Krugman, who bemoans "an ideological landscape tilted in the direction of doing nothing," seems to recognize that most Americans are not quite prepared to accept the idea that every health issue is a public health issue. "One answer," he writes, "is to focus on the financial costs of obesity."
Krugman does not distinguish between the voluntary risk pooling of private health coverage and the compelled subsidies of Medicare and Medicaid. Yet private insurers are free to charge fat people more, and their customers are free to shop around for a better deal if they don't like the terms of their coverage.
By contrast, government-supported health care imposes the costs of fat-related illnesses on people who have not agreed to the arrangement and cannot opt out. But even here, the net financial impact is unclear. If overweight people tend to die earlier and therefore draw less on Medicare and Social Security in old age, fatness may save taxpayers as much as or more than it costs, as seems to be the case with smoking.
More important, the implications of the argument based on taxpayer-funded health care are just as alarmingly open-ended as the implications of the "public health" argument.
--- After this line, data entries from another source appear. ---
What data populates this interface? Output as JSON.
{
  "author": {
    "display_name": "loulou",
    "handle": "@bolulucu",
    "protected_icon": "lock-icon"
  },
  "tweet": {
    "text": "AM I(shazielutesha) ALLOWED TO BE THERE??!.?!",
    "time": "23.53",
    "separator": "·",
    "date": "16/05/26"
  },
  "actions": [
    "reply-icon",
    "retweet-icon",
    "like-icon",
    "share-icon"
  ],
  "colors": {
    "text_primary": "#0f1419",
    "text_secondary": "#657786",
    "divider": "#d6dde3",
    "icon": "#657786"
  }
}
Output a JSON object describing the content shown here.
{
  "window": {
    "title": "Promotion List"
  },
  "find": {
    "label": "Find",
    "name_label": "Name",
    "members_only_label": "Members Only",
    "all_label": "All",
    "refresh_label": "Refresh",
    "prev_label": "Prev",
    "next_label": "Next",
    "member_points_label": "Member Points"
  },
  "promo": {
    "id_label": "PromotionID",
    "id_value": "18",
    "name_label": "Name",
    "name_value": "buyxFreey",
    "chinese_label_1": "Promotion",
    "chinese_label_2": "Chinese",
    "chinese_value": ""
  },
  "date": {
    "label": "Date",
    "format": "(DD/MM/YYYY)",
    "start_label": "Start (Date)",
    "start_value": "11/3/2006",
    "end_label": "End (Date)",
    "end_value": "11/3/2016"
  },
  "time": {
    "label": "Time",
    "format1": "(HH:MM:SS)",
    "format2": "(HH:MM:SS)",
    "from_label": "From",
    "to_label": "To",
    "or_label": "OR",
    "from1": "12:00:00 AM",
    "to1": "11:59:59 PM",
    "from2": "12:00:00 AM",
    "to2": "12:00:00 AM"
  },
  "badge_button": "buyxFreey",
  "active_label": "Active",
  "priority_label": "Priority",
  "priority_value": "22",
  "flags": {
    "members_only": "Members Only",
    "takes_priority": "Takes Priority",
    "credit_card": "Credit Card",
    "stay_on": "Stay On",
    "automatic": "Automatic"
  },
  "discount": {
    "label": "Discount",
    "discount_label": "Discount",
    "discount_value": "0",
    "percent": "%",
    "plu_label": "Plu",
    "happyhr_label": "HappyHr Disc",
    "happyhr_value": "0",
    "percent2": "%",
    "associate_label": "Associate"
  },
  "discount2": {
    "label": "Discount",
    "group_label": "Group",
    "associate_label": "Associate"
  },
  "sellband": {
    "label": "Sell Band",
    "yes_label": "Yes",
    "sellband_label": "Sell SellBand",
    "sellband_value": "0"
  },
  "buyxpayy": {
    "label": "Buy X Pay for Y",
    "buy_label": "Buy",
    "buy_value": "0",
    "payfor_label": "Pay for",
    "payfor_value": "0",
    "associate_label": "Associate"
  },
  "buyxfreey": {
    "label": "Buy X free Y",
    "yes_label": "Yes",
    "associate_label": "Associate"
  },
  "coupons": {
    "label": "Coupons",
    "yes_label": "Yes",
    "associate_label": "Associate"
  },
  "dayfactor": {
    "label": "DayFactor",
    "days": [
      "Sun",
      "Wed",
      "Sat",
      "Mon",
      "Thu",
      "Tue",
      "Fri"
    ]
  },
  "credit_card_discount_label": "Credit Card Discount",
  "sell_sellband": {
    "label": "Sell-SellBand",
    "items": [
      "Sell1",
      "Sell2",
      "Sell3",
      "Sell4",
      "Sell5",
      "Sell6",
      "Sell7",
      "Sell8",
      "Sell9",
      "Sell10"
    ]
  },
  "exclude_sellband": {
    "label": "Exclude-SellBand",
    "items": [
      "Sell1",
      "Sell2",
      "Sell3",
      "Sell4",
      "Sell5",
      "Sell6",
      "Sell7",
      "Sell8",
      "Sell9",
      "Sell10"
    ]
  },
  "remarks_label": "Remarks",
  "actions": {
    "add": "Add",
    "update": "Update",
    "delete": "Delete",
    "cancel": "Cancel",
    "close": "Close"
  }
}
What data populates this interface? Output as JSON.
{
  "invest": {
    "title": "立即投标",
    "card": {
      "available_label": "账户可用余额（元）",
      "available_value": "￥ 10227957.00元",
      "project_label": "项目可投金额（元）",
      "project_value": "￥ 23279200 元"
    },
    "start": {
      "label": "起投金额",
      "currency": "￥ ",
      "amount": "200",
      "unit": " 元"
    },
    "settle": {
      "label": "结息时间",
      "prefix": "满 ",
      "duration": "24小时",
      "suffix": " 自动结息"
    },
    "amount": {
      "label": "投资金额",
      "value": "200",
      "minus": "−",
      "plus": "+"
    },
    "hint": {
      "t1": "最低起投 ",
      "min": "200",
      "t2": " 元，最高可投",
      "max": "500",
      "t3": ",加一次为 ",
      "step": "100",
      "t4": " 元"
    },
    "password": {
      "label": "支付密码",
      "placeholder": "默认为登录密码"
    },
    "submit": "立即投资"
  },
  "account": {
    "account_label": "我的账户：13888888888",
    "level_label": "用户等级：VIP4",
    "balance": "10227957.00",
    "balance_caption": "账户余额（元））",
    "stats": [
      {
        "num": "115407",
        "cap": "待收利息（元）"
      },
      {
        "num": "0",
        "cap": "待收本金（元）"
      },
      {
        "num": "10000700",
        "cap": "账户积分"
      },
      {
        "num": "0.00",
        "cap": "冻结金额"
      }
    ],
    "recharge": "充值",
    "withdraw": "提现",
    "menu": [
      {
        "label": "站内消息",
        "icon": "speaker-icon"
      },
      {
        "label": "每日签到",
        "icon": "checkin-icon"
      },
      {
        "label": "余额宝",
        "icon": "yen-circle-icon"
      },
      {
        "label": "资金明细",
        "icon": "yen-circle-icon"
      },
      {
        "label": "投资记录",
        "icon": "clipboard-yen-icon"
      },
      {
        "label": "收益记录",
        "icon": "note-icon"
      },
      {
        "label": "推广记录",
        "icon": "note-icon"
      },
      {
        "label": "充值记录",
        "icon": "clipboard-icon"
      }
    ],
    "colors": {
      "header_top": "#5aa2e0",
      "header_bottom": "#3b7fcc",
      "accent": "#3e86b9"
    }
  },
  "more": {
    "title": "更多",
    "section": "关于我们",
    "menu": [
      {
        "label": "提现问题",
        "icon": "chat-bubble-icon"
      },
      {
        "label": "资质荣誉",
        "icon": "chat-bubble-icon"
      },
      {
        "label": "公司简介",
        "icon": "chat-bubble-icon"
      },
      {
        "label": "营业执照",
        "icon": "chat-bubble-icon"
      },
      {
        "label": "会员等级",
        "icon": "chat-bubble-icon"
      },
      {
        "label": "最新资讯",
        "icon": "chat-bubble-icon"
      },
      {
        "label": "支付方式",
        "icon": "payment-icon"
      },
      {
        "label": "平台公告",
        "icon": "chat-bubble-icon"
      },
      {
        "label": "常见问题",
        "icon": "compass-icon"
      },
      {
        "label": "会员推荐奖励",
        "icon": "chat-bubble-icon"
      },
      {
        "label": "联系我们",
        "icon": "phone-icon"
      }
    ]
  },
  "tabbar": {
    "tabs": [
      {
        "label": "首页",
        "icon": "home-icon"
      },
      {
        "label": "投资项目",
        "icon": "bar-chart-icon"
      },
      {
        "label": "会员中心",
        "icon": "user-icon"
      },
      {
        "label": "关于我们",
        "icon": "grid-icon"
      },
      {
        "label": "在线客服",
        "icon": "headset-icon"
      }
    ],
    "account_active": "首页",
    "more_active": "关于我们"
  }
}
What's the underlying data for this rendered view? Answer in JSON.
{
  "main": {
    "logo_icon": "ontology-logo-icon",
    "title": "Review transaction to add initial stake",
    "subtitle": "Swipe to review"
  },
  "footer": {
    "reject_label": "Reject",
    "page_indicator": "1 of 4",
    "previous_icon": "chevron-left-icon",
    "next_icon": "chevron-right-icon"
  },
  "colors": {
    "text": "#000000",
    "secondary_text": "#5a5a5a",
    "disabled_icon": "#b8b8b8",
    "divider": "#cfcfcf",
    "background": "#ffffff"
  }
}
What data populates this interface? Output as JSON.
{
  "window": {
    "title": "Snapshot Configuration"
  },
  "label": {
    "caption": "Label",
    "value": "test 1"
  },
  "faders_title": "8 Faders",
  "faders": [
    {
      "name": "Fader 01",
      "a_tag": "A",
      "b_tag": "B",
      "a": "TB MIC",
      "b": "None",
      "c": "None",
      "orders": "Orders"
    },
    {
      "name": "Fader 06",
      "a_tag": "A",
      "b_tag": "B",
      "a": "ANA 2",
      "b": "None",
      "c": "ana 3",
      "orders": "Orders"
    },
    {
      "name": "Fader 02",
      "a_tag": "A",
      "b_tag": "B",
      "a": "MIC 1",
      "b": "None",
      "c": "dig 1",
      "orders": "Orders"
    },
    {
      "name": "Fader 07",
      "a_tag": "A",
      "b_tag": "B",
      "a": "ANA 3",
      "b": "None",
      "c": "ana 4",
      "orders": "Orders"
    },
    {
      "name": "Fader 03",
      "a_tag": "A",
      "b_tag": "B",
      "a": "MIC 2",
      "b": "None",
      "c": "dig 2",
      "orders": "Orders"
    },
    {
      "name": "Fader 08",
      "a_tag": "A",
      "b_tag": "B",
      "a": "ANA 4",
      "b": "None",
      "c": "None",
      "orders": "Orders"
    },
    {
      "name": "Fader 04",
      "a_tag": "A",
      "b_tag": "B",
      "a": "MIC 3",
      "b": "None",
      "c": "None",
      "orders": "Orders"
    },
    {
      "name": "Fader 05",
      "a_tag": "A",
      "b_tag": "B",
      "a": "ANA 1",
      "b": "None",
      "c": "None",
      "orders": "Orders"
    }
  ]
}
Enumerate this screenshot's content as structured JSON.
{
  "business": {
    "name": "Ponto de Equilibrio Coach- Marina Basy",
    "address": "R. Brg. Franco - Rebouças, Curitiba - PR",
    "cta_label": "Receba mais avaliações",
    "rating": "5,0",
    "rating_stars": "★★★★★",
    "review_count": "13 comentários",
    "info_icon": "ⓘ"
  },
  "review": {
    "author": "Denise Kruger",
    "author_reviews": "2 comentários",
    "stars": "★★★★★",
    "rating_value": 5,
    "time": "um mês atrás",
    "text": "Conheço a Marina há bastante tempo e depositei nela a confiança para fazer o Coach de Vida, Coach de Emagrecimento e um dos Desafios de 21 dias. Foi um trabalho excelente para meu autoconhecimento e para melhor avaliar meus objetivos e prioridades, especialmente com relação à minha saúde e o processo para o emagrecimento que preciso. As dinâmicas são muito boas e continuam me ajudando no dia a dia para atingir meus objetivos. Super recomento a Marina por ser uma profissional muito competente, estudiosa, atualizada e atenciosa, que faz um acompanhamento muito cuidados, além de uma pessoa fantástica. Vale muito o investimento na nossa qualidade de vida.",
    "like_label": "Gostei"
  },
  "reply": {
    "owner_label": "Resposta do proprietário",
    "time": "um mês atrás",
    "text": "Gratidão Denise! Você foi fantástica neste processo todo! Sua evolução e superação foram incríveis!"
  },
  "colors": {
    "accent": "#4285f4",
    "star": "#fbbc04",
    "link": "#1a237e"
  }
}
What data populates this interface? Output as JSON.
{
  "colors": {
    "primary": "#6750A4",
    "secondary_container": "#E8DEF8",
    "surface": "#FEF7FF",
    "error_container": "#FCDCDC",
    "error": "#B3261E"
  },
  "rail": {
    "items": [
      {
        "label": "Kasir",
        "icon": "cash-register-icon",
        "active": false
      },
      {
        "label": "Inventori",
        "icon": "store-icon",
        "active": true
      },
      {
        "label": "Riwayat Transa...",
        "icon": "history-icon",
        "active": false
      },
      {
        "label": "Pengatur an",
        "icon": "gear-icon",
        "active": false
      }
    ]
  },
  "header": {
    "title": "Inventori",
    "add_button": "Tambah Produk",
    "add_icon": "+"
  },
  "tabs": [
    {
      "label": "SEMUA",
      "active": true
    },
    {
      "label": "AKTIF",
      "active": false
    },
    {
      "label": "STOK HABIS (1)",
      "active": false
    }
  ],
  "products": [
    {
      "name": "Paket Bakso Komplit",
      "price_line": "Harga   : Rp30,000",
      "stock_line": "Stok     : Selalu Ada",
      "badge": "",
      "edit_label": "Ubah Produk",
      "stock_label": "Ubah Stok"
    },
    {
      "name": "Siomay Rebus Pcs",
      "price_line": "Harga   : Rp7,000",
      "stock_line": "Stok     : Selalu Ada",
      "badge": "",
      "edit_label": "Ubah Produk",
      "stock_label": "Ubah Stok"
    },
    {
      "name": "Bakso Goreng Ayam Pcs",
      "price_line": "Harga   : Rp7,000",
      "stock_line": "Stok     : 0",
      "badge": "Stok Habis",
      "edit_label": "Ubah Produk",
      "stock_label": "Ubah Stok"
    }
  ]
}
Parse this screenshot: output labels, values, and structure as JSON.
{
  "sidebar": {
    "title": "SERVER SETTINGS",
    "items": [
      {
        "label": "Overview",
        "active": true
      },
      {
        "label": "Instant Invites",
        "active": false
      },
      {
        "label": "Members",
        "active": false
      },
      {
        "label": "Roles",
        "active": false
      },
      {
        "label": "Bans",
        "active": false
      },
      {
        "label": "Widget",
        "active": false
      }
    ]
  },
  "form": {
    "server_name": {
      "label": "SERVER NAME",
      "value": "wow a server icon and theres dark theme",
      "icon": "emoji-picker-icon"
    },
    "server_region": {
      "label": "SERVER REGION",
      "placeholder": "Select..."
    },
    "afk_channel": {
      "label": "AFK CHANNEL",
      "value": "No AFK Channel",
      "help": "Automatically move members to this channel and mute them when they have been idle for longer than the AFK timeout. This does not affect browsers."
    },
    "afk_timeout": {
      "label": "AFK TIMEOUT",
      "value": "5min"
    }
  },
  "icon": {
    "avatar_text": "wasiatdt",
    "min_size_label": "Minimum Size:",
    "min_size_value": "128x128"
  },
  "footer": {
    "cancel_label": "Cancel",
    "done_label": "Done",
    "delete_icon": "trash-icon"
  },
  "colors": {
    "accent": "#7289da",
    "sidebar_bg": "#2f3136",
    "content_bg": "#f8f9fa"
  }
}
Perhaps sensing this, Krugman assures his readers "nobody is proposing that adult Americans be prevented from eating whatever they want" -- which, given the aims of anti-fat activists who support "junk food" taxes, simply isn't true. Nor is it reassuring that in a subsequent column, Krugman says overeating is one of those "situations in which 'free to choose' is all wrong," since "even adults have clear problems with self-control."
The one encouraging sign is that Krugman describes himself as overweight even as he urges his fellow Americans, most of whom are also overweight, to support a government campaign against gluttony and sloth.
People will be forced to consider how that effort might affect their own lives -- and whether they want to live in a country where their unhealthy habits are everyone else's business.